Kristian Widmer (born October 26, 1967) is a Swiss entrepreneur, film producer, and television producer.

== Early life and career ==

Widmer was born on October 26, 1967. He holds a law degree from the University of Zurich and an MBA from the University of St. Gallen HSG. He started working in the film business as an editor. Originally with Vega Film, in 1994, he joined Condor Films, a film production company founded in 1947. For Condor Entertainment and Condor Commercials, divisions of the Academy Award-winning company, Widmer worked as a location and production manager on numerous films in Europe, US, Australia, and South America. In 2001, he produced Building the Gherkin, an award-winning documentary. In 2003, he produced the feature film Three Against Troy for German television broadcaster ZDF. In 2004, he co-produced the movie The Ring Thing.

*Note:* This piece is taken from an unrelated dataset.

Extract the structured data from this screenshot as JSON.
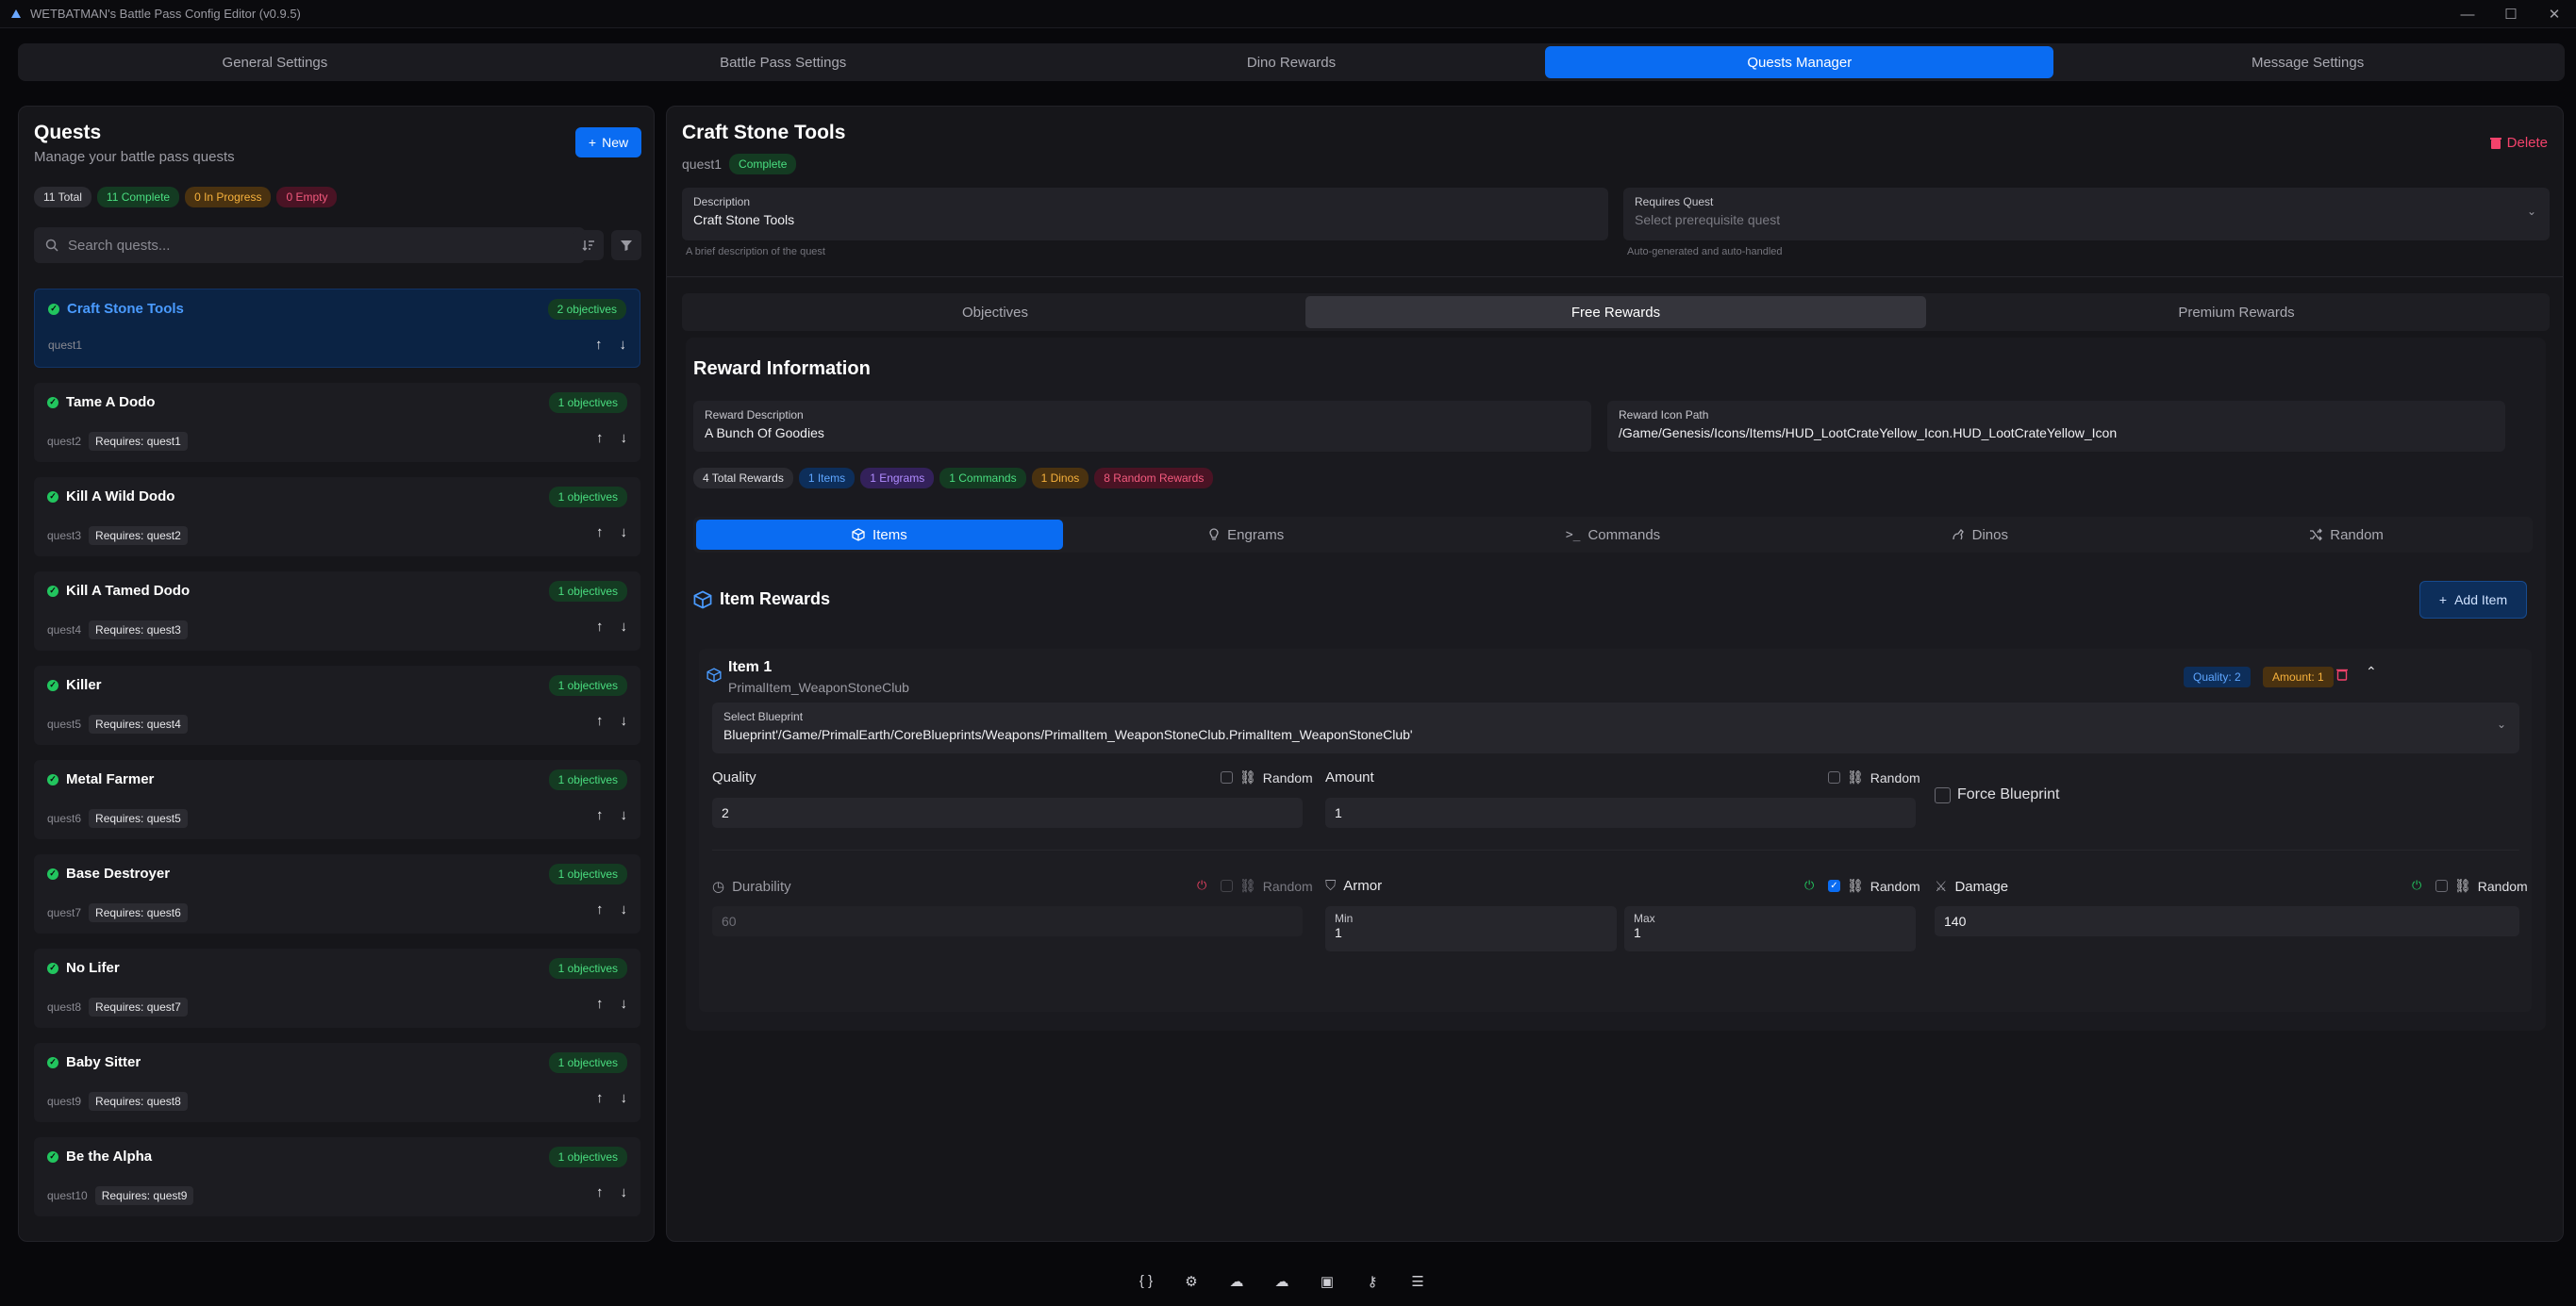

=== Involvement with Condor Films ===
In 1999, Widmer joined the managing board of Condor Films. In 2003, he became the Chief Executive Officer of the production company, and in 2008, he was appointed President. From 2002 to 2006, he was a member of the board of Filmlocation Switzerland, and since 2006, has been a member of the board of the Swiss Film Association. In 2010, a group of independent journalists selected Kristian Widmer as one of the 200 most important people in Zurich.